My gut instinct says the real value of this Level 3 portfolio is worth about 25% of what management says it is, but without any real disclosure of the components, who knows?

One thing I do know, however, is that management has a huge incentive to ensuring that reported value is kept as high as possible, because they don’t want their assets to fall to the point where the debt-to-assets covenant (33%) gets breached again! My calculations show if they had to impair $6 million of their $24 million in Level 3 assets (without any offsetting gains in their remaining Level 1 asset investment portfolio), they’d once again breach the debenture covenant and have to go through the charade of curing the default.

There are a couple other options for Pinetree and both of these have been discussed before.
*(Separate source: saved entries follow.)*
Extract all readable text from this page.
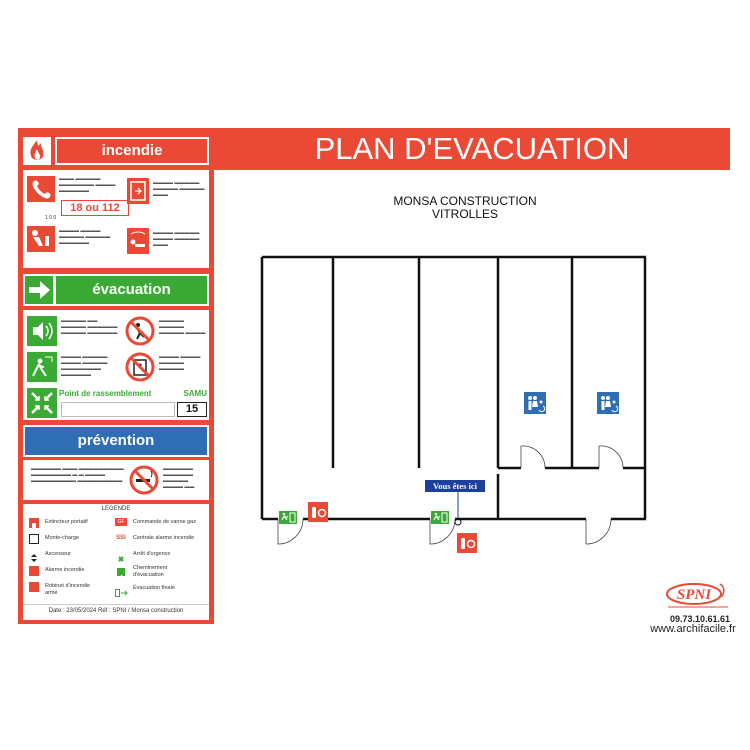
PLAN D'EVACUATION
incendie
▬▬▬ ▬▬▬▬▬ ▬▬▬▬▬▬▬ ▬▬▬▬ ▬▬▬▬▬▬
18 ou 112
1 0 0
▬▬▬▬ ▬▬▬▬▬ ▬▬▬▬▬ ▬▬▬▬▬ ▬▬▬
▬▬▬▬ ▬▬▬▬ ▬▬▬▬▬ ▬▬▬▬▬ ▬▬▬▬▬▬
▬▬▬▬ ▬▬▬▬▬ ▬▬▬▬ ▬▬▬▬▬ ▬▬▬
évacuation
▬▬▬▬▬ ▬▬ ▬▬▬▬▬ ▬▬▬▬▬▬ ▬▬▬▬▬ ▬▬▬▬▬▬
▬▬▬▬▬ ▬▬▬▬▬ ▬▬▬▬▬ ▬▬▬▬
▬▬▬▬ ▬▬▬▬▬ ▬▬▬▬ ▬▬▬▬▬ ▬▬▬▬▬▬▬▬ ▬▬▬▬▬▬
▬▬▬▬ ▬▬▬▬ ▬▬▬▬▬ ▬▬▬▬▬
Point de rassemblement	SAMU
15
prévention
▬▬▬▬▬▬ ▬▬▬ ▬▬▬▬▬▬▬▬▬ ▬▬▬▬▬▬▬▬ ▬ ▬ ▬▬▬▬ ▬▬▬▬▬▬▬▬▬ ▬▬▬▬▬▬▬▬▬
▬▬▬▬▬▬ ▬▬▬▬▬▬ ▬▬▬▬▬ ▬▬▬▬ ▬▬
LEGENDE
Extincteur portatif
Monte-charge
Ascenseur
Alarme incendie
Robinet d'incendie armé
GF	Commande de vanne gaz
SSI Centrale alarme incendie
Arrêt d'urgence
Cheminement d'évacuation
Évacuation finale
Date : 23/05/2024 Réf : SPNI / Monsa construction
MONSA CONSTRUCTION
VITROLLES
Vous êtes ici
SPNI
09.73.10.61.61
www.archifacile.fr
One is that in their indenture agreement they are allowed to redeem up to 1/3rd of the debentures in the form of Pinetree equity. The equity redemption of the remaining debentures would dilute existing shareholders by a significant fraction at current market prices (6 cents per share).

Another solution is a monetization of the capital losses the company has incurred to date in a financial transaction. Pinetree has had the dubious distinction of losing half a billion dollars in its investments over the past few years and these tax losses can theoretically be monetized by some sort of recapitalization transaction. Using a theoretical capital gains tax rate of 13% and a willing partner buying the tax credits at 40 cents on the dollar would suggest there’s about $20-25 million left to be harvested here after legal expenses. This is really the only reason why I’m holding onto the secured debt.

Either way, management is still going to be financially creative to get their debt albatross off their backs. It still does not look good in any manner for the equity holders and the debtholders will actually face some risk in terms of getting paid their due in cold, hard cash.

Disclosure: Still holding onto some of those debentures!